Brexit sparks an exodus of artworks form the UK
The last days of Britain's membership of the EU saw a rush to get artworks out of the country before the introduction of new export rules.
Among the thousands of lorries backed up in Dover last month trying to get across the Channel, one was carrying a painting by Henri Matisse, says Alberto Nardelli on Bloomberg. Another, transporting a work by Argentinian-born artist Lucio Fontana, was stuck in the queue along with “tens of millions of dollars of other artworks”. All were trying to get to the European Union before the end of “minimal restrictions… without cumbersome tax and customs procedures” that arrived with the end of the Brexit transition period on 31 December 2020.
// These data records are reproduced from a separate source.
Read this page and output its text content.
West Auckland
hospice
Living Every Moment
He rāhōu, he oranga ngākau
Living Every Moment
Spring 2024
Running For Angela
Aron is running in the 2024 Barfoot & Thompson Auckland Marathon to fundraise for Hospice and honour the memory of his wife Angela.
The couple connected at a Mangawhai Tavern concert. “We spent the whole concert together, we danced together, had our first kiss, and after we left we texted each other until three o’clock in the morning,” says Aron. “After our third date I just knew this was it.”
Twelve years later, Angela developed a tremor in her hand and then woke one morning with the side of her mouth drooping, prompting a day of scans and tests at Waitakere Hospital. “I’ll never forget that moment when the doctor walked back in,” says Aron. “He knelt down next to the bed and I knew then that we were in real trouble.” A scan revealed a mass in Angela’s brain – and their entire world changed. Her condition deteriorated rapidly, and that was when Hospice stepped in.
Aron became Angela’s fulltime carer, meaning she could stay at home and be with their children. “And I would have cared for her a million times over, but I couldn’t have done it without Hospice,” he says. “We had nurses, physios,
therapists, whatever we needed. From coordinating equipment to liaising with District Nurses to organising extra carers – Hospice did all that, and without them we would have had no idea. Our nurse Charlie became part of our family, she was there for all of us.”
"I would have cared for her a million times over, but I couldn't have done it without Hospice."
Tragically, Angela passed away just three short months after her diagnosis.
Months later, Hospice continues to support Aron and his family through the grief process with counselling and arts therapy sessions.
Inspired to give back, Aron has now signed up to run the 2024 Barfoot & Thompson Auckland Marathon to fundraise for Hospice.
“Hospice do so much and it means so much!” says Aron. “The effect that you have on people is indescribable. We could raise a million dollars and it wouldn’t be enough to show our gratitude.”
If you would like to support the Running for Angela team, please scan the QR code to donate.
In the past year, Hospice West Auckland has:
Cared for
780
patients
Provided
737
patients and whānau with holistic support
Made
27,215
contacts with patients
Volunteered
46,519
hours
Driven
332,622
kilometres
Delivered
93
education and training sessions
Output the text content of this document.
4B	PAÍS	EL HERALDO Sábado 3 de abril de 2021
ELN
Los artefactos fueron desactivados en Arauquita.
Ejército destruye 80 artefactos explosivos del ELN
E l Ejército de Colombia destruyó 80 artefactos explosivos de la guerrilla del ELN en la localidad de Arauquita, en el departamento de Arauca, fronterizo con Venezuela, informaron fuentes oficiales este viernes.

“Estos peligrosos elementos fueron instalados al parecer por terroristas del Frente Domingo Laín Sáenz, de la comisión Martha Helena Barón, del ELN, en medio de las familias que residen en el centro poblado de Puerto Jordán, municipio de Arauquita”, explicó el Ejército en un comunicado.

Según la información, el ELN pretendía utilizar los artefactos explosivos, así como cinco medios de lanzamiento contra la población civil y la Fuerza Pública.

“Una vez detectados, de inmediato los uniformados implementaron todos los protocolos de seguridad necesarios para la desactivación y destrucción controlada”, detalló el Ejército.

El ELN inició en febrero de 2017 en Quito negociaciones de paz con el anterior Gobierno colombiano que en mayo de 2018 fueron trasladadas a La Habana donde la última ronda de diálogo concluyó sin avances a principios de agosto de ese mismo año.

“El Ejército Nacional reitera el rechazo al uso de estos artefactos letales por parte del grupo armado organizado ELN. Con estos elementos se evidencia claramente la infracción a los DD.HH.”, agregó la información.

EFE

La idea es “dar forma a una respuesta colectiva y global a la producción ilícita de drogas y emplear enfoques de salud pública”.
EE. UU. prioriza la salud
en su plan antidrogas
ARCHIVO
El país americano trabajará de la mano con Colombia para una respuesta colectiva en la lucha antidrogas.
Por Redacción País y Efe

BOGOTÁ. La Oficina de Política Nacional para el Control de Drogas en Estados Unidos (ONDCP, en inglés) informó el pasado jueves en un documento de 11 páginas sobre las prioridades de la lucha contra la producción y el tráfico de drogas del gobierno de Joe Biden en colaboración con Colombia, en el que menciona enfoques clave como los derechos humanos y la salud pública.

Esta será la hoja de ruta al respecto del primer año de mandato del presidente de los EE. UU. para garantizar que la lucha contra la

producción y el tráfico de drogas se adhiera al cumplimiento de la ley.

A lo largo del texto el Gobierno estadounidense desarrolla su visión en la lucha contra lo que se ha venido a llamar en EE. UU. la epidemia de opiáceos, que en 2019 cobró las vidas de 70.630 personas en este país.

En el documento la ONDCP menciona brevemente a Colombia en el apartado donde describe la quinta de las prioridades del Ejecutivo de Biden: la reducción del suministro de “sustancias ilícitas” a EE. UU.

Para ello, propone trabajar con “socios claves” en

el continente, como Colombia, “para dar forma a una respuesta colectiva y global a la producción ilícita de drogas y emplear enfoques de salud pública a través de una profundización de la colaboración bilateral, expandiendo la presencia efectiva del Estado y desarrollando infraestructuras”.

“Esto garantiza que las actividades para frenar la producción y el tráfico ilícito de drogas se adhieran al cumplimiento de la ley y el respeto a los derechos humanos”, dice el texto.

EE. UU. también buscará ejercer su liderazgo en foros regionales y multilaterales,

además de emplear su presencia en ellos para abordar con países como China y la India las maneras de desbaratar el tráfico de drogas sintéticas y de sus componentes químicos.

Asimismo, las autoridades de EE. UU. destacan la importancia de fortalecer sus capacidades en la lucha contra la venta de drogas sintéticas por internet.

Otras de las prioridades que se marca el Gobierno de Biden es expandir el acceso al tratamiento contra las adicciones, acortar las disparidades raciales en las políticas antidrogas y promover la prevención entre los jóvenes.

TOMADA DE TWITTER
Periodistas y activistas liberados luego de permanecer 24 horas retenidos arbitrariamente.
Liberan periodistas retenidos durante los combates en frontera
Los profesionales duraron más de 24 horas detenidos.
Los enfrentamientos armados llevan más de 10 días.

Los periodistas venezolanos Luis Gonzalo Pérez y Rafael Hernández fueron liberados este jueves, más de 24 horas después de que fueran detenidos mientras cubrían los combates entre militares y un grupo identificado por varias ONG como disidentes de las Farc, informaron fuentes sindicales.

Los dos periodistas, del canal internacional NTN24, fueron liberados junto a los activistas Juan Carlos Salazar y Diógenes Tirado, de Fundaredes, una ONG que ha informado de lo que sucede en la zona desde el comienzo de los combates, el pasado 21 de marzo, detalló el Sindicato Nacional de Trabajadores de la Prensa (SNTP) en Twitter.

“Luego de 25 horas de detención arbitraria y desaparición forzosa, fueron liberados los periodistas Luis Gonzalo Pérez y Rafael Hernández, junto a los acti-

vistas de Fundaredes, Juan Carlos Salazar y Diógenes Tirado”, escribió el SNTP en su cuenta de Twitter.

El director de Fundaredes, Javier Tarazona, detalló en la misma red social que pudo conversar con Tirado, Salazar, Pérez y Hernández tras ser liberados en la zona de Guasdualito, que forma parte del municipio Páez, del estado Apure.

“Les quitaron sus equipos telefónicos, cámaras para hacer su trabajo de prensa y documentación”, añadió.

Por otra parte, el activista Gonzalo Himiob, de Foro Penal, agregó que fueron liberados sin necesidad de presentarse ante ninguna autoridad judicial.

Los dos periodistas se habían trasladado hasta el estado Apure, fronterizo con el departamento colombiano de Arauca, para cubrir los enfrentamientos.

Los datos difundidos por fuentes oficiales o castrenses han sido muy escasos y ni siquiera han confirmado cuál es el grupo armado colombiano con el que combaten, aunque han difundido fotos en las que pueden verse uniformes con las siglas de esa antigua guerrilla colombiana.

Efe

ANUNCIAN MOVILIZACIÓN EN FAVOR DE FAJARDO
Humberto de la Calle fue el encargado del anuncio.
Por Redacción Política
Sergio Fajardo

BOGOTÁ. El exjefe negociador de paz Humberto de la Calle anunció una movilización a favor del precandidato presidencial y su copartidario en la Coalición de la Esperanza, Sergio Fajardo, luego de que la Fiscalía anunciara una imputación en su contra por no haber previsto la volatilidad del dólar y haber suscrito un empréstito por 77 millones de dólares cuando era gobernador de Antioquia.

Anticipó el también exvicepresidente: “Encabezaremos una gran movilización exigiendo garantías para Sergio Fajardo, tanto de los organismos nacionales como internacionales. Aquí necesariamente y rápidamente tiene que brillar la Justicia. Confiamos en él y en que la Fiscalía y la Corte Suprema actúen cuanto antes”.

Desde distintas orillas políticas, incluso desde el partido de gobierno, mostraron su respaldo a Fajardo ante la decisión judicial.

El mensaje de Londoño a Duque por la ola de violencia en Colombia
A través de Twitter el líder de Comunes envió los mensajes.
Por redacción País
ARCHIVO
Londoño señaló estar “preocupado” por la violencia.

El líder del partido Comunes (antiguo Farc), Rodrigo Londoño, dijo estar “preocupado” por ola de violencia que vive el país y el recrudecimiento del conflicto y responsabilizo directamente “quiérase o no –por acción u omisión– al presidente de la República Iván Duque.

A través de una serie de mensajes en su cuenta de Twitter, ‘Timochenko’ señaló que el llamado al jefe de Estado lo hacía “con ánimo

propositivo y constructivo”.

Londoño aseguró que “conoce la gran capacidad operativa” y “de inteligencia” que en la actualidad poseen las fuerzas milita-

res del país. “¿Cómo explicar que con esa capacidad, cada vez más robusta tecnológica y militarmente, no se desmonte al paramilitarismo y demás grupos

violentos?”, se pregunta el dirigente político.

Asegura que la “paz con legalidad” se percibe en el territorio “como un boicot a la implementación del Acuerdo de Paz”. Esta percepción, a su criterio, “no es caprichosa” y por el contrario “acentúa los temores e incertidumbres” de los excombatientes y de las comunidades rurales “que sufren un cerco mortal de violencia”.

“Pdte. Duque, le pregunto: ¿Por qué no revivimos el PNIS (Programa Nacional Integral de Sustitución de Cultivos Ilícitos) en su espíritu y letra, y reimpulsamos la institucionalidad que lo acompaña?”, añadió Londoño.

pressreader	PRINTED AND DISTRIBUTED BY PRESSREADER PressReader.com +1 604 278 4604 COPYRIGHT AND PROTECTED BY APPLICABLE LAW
One specialist shipping company saw volume jump by 75% in December compared with the previous year. While some works will return to Britain with a Temporary Admission Bond (an arrangement that defers sales tax for up to two years), the reasons for the exodus were many. Some galleries saw more potential buyers in the EU, others decided that “maintaining the pieces’ European status would better support their financial value in the longer term”. Still others wanted to “preserve the allure of artworks that were originally from Europe”. Whatever the reason, the “impact of the Brexit departures is likely only a ripple in a UK market that in 2019 was estimated to have reached $12.7bn in sales… But it’s still another example of how Brexit is bringing friction to markets where previously there was none”, says Nardelli.
The extra paperwork “is actually proving to be quite a painful process”, Joe Kennedy, co-founder of London gallery Unit London, tells The Art Newspaper. “But we are hopeful these are just growing pains.”